A ballroom needs structure to contain its empty party space, and a garden ballroom is no different. These four “walls” were a way of containing the area but open to the sky where anything seemed possible: a place for sitting still or dancing among a crowd. One wall was an avenue of thirteen twenty-foot holly trees, and another was a line of five black cement pillars with gigantic pots of pink sasanqua trees shaped like umbrellas. (This was the view from the kitchen table.) Two clipped hedges formed the north and south walls. Four pots of standard orange trees stood in the corners. Ballrooms look grand with a piece of art, so we installed a sculpture—a seven-foot-long hippopotamus bench made of Pennsylvania granite. It was created by Judy Kensley McKie, an artist associated with the American studio furniture movement.

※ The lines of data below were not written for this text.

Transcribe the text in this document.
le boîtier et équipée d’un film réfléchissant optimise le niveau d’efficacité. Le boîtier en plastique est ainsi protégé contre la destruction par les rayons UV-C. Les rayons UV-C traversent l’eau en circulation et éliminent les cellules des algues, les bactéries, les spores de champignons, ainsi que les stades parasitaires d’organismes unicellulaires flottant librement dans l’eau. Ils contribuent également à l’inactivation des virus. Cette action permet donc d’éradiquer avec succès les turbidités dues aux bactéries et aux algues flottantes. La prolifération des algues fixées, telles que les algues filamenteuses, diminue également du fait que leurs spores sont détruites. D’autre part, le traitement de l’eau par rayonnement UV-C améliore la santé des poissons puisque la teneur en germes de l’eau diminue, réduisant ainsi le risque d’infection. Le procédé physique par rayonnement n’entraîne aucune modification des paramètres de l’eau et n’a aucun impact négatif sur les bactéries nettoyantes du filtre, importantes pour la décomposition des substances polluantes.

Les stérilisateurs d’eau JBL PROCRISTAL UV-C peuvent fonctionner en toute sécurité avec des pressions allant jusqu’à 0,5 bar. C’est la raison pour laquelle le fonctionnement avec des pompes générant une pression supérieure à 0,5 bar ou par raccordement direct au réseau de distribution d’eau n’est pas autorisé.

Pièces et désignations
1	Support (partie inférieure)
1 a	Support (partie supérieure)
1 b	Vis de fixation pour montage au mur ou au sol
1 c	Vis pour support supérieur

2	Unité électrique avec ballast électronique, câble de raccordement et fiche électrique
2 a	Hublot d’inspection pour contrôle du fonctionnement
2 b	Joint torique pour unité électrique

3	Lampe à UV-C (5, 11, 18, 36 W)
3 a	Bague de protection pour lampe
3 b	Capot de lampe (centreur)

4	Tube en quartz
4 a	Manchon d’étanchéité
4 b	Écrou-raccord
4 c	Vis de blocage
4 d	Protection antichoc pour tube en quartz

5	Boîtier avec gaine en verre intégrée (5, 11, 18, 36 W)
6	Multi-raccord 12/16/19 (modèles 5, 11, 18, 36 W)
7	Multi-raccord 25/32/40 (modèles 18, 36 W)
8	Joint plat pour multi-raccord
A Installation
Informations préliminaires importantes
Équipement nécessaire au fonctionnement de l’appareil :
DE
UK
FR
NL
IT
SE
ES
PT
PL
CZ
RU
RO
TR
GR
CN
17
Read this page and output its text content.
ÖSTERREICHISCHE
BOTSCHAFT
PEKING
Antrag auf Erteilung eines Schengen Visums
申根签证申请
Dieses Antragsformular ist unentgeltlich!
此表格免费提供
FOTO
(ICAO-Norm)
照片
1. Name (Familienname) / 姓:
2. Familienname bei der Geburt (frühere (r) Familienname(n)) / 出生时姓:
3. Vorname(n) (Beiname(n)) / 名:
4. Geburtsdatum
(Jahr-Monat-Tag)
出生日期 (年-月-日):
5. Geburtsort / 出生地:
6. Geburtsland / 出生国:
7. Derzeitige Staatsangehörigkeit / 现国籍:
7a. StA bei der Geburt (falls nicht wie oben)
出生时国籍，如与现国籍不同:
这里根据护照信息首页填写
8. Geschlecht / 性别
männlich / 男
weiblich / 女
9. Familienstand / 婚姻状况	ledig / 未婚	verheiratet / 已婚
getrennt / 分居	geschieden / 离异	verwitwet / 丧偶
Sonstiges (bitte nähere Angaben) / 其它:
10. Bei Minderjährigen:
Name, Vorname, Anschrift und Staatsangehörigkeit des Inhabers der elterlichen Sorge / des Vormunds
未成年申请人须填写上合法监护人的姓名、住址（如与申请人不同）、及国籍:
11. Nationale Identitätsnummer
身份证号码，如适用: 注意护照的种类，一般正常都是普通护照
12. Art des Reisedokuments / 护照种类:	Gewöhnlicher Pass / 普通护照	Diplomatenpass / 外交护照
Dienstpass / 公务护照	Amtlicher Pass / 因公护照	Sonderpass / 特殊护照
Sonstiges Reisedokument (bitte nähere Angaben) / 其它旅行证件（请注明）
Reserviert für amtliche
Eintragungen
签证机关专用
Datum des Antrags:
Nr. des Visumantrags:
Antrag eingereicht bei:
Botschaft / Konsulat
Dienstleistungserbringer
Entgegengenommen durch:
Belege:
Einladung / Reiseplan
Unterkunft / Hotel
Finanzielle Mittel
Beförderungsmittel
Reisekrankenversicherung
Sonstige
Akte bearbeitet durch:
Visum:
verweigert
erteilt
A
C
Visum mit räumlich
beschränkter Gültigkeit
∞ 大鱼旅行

Another sculpture, also by McKie, was a bench in the shape of a dove made out of French limestone. The dove sat at the far eastern corner of the property surrounded by antique camellias and an orange tree, a throwback to 1921 when the house was a parsonage with a citrus grove. The orange tree produced no fruit for years, then three oranges. It didn’t look happy, and I couldn’t bear to part with it, so I carried it to my walled garden in Charleston. After several years, that tree gave us more than three hundred oranges one winter!

At the rear, we installed a jungle garden as a reminder of my years growing up in Africa. Ginger, hardy orchids, and elephant ears grew interspersed with large olive oil jars and four Versailles planters with standard Meyer lemon trees. Even the ceiling was magical with the overhanging live oak branches. From those we hung antique crystal chandeliers with fish wire or, for different moods, Chinese paper lanterns with candles.

Creating an authentic historic private garden means taking the best from the past in terms of design, hardscape, and plantings and imagining the garden in ways that work for contemporary life. But most importantly, it means getting advice from experts!

— V —


Suzanne Pollak, a mentor and lecturer in the fields of home, hearth, and hospitality, is the founder and dean of the Charleston Academy of Domestic Pursuits. She is the coauthor of Entertaining for Dummies, The Pat Conroy Cookbook, and The Charleston Academy of Domestic Pursuits: A Handbook of Etiquette with Recipes. Born into a diplomatic family, Pollak was raised in Africa, where her parents hosted multiple parties every week. Her South Carolina homes have been featured in the Wall Street Journal “Mansion” section and Town & Country magazine.